No se preocupe, que podríamos seguir y probablemente en muchas de estas afirmaciones esté de acuerdo. ¿Se ha planteado por qué piensa usted las cosas que piensa? ¿De dónde emanan estas ideas, incluso sobre lugares que usted no conoce y jamás ha visitado?
Lamento decirle que no, que no es porque usted sea especialmente inteligente (que seguro que lo es). No es porque le lleguen a su cabeza ideas de manera mágica, de pronto, como si siempre hubieran estado allí. No.
El orígen de estas ideas, que por mucha opinión que pueda tener, no se fundamentan en ningún tipo de realidad contrastable, emana de los medios de información que usted consume. Es como comer alimentos adulterados, en mal estado: le producirán problemas de salud. En este caso, de salud democrática, puesto que habrá comprobado que en algunos casos, con aquellas personas que consumen los mismos medios que usted, no hay lugar a la discusión. Pero si de pronto usted se encuentra con una persona que se informa de otra manera, es decir, contrastando la información, habrá comprobado cómo la discusión se vuelve cada vez más radical. Será entonces cuando, seguramente, usted no tenga más argumentos que poner sobre la mesa, puesto que la información que ha consumido no le ha dispensado ninguna herramienta que le permita sostenerla más allá del titular fácil o del insulto.

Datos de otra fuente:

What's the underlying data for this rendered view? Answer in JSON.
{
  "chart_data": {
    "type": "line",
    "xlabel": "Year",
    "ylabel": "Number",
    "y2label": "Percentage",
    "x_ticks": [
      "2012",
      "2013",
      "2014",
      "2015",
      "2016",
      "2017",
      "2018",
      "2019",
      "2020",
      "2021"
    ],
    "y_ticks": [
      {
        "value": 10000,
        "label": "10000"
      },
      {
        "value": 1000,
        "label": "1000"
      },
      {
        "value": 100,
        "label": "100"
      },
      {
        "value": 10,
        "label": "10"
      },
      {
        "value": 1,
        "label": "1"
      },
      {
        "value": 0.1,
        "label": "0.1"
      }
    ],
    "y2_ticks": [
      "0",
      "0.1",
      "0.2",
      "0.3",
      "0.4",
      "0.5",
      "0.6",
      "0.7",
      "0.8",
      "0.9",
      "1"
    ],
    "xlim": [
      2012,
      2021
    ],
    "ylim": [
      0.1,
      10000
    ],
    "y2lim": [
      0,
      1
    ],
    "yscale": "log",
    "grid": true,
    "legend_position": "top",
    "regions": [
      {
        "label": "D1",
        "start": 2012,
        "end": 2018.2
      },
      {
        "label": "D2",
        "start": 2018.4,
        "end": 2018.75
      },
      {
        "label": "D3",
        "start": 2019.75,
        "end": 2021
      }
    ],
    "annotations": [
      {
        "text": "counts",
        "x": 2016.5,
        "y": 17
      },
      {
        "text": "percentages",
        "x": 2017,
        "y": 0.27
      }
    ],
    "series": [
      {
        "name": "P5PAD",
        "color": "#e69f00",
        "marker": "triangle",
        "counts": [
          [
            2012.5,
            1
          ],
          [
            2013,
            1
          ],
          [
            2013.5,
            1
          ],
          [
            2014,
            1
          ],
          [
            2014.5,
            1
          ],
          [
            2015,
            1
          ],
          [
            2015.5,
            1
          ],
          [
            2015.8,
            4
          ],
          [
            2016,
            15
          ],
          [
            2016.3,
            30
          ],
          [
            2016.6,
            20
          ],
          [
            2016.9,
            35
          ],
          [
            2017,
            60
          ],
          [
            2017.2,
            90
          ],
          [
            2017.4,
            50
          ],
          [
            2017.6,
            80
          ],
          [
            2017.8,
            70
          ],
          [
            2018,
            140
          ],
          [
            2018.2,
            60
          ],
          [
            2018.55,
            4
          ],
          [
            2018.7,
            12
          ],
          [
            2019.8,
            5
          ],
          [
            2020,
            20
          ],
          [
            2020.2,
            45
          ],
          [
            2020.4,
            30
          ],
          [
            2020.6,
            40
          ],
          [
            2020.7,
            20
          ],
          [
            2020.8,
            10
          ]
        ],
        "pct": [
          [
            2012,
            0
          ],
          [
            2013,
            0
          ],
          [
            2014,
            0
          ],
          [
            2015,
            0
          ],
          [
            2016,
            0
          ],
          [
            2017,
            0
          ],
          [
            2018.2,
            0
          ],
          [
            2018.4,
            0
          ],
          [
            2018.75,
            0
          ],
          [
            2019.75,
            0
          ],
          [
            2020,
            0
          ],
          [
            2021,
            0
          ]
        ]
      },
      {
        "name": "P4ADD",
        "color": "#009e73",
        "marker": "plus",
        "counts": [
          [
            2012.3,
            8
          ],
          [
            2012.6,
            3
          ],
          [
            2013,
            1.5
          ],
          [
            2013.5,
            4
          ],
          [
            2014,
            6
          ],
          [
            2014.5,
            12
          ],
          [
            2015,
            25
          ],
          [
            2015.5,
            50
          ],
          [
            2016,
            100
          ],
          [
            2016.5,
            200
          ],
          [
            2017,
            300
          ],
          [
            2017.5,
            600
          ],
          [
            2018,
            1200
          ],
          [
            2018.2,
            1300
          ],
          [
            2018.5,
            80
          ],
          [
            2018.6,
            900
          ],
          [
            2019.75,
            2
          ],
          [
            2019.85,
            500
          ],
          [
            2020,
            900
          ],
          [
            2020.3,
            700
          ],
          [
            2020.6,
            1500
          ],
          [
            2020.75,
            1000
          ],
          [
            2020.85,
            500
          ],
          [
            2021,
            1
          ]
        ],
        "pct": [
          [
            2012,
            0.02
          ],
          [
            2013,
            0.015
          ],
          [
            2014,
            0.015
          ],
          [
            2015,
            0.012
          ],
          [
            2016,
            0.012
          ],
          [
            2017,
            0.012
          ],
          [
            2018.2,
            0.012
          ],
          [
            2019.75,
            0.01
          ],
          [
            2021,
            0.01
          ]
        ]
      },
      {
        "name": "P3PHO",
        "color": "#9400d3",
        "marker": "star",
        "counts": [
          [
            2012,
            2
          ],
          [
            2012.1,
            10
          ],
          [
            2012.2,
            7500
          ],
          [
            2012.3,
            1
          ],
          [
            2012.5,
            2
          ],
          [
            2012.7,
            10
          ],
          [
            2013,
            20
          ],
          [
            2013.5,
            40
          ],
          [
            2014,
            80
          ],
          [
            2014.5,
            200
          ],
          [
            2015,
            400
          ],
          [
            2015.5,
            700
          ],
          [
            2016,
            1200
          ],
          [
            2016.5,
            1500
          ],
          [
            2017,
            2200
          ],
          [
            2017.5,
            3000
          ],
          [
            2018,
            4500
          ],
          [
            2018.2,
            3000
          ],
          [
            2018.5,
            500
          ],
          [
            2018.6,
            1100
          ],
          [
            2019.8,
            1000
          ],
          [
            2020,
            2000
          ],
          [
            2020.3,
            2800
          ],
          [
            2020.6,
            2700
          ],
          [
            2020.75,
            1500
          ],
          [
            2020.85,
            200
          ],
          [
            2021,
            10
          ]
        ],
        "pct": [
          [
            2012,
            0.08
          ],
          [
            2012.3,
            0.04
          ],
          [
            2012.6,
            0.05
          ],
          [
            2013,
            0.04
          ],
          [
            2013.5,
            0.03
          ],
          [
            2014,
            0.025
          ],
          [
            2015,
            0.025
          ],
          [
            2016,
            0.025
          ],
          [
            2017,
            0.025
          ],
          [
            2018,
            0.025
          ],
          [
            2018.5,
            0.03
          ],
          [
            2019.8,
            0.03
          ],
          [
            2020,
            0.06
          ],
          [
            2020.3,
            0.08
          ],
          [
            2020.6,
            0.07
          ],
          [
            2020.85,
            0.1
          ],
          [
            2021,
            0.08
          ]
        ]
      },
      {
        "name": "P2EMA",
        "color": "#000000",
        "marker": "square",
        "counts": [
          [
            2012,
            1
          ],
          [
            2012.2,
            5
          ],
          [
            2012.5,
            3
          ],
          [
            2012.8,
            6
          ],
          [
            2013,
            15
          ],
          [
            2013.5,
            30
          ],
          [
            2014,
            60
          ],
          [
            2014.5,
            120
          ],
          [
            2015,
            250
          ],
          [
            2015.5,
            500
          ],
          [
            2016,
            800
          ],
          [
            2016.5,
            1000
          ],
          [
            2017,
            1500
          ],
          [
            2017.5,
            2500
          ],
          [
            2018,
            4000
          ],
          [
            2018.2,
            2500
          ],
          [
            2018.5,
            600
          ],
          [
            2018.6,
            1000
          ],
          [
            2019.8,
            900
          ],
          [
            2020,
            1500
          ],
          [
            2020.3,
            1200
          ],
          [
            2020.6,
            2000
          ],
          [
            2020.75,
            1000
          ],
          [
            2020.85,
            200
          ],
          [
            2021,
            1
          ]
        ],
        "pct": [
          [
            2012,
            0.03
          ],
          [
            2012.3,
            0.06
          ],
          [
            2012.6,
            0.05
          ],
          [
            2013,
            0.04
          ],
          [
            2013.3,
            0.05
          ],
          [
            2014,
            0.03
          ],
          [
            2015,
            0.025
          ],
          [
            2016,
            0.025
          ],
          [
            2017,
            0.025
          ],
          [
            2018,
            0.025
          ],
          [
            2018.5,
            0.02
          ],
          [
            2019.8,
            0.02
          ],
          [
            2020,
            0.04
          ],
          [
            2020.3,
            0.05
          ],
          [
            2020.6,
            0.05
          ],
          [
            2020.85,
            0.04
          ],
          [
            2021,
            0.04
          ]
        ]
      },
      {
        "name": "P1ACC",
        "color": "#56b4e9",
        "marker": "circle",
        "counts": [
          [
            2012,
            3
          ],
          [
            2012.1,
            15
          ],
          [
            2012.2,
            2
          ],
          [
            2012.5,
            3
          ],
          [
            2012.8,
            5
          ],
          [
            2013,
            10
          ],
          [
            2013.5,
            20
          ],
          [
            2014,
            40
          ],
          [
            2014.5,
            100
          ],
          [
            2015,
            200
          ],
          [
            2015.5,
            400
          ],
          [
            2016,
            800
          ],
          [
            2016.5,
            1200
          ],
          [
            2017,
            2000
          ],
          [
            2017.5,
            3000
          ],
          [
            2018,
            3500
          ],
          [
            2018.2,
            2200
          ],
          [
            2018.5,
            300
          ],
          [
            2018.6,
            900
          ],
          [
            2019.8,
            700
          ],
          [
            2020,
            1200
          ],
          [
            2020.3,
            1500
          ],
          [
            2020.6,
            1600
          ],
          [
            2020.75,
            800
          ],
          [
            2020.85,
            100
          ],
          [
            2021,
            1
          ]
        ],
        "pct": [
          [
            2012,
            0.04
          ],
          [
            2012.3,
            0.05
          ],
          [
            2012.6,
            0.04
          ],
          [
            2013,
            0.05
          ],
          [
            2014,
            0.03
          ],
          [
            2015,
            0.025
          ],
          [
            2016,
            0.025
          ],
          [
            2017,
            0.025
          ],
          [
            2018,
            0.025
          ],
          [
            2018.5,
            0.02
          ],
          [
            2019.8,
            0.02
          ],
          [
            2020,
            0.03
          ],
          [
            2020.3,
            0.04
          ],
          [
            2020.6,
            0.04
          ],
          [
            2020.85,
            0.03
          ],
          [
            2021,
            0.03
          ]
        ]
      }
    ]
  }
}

Hoy, sin ir más lejos, la Cadena Ser se ha centrado desde primera hora de la mañana en atizar a Unidas Podemos. En encabronar a sus radioyentes sin sentido contra Pablo Iglesias y su formación. Sí, como lo está leyendo: porque ahora hay que atacar a los que pretenden plantar cara a toda esta cantidad de porquería. El debate no era sobre la huída del rey, no. El debate era sobre los pecados de Podemos.
Ellos marcan la agenda, ellos ponen la idea en su cabeza y ahí es donde germina. Por eso, cuando pasa lo que pasó ayer, cuando el rey se marcha, aquí el personal se pone a mirar el dedo en lugar de la luna. No por decisión propia, no. Esto forma parte de lo mismo de siempre, lo que viene ocurriendo estos últimos cuarenta años (por lo menos).